Vouée à l’inactivité, une équipe de neuf traders a décidé de quitter Goldman Sachs pour monter un fonds d’arbitrage actions chez KKR
Patrick Aussannaire

Les banques poursuivent leur mutation pour se mettre en conformité avec les nouvelles règles bancaires, pour le plus grand bonheur des sociétés de private equity, en quête de diversification. Et Goldman Sachs (GS) ne déroge pas à cette tendance. En se délestant de sa Principal Strategies Unit, la banque de Wall Street laisse ses activités de trading pour compte propre orphelines. Même si la règle Volcker limitant les activités des banques dans ce domaine ne sera pas effective avant 2014, elle contraint les traders à migrer vers les fonds d’arbitrage, ce que les meilleurs d’entre eux faisaient déjà.

Dernier transfert en date, et pas des moindres: une équipe de neuf prop traders officiant pour le compte de GS à New York vient d’être débauchée par Kohlberg Kravis & Roberts (KKR). L’équipe, dirigée par Bob Howard, aura pour tâche de lever des fonds auprès d’investisseurs extérieurs pour créer un nouveau fonds d’arbitrage actions qui devrait être lancé dès 2011et constituera une vitrine du développement de KKR dans la gestion actions. Le groupe a déjà lancé une activité de gestion d’actifs sur les taux, ainsi qu’une division de marché de capitaux qui émet des titres à destination des entreprises.

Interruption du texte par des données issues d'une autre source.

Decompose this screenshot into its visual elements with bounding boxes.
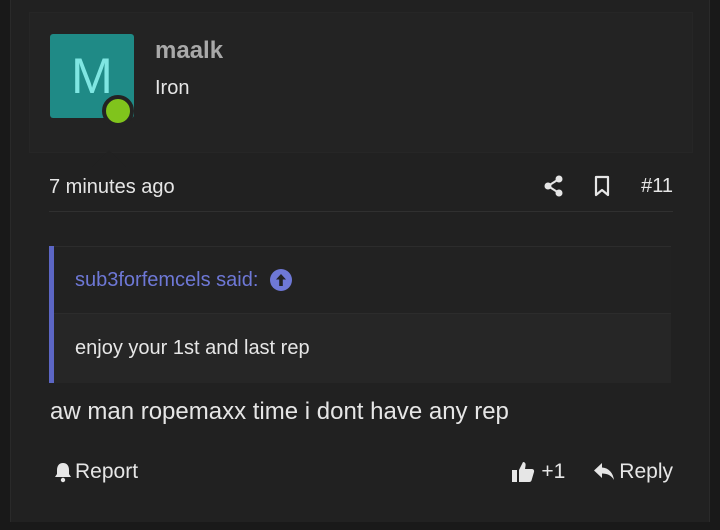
post-number-link[interactable]: #11 bbox=[641, 175, 673, 198]
arrow-up-circle-icon[interactable] bbox=[270, 269, 293, 291]
report-label: Report bbox=[75, 460, 139, 483]
username[interactable]: maalk bbox=[155, 37, 223, 65]
post-meta: 7 minutes ago #11 bbox=[49, 160, 673, 212]
share-icon[interactable] bbox=[543, 172, 565, 200]
bookmark-icon[interactable] bbox=[591, 172, 613, 200]
quote-block: sub3forfemcels said: enjoy your 1st and … bbox=[49, 246, 671, 383]
reply-label: Reply bbox=[619, 460, 673, 483]
reply-button[interactable]: Reply bbox=[593, 460, 673, 484]
quote-body: enjoy your 1st and last rep bbox=[75, 336, 310, 359]
post-actions: +1 Reply bbox=[511, 460, 673, 484]
post-time[interactable]: 7 minutes ago bbox=[49, 176, 175, 199]
like-count: +1 bbox=[541, 460, 566, 483]
user-block: M maalk Iron bbox=[29, 12, 693, 167]
quote-author[interactable]: sub3forfemcels said: bbox=[75, 269, 258, 292]
like-button[interactable]: +1 bbox=[511, 460, 565, 484]
post-message: aw man ropemaxx time i dont have any rep bbox=[50, 398, 509, 425]
bell-icon bbox=[55, 463, 71, 483]
user-title: Iron bbox=[155, 77, 190, 99]
post-meta-actions: #11 bbox=[543, 172, 673, 200]
reply-icon bbox=[594, 463, 615, 480]
post-footer: Report +1 Reply bbox=[53, 460, 673, 494]
thumbs-up-icon bbox=[512, 462, 535, 482]
report-button[interactable]: Report bbox=[53, 460, 138, 484]
post-card: M maalk Iron 7 minutes ago #11 sub3forfe… bbox=[10, 0, 710, 522]
online-status-dot bbox=[102, 95, 134, 127]
quote-header[interactable]: sub3forfemcels said: bbox=[54, 246, 671, 314]
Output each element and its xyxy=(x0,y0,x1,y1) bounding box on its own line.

A l’instar des autres poids lourds du secteur (Carlyle, Blackstone, Bain Capital, TPG et Apollo Management), KKR, qui serait sur le point de faire une offre de rachat de la branche d’investissements immobiliers d’ING selon Bloomberg, profite des nouvelles contraintes bancaires pour se diversifier en faisant main basse sur ces actifs. En 2004, sur les 15,1 milliards d’actifs de KKR, 95% provenaient des activités de LBO. En 2010, cette proportion est tombée à 75% sur un total de 54,4 milliards de dollars.

Les activités de trading pour compte propre de Goldman, qui emploient 70 personnes, représentaient 10% de l’activité de la banque en 2009. L’enjeu est donc de taille et les banques cherchent déjà des moyens de contourner les règles. Ainsi, même s’ils n’en ont plus le contrôle, Goldman Sachs et Morgan Stanley conservent un intérêt, fut-il minoritaire, dans leurs activités de gestion. Credit Suisse a, quant à lui, pris une participation de 30% au sein de York Capital Management qui gère aujourd’hui 14 milliards de dollars, alors que JPMorgan a réaffecté ses traders vers sa filiale de gestion d’actifs.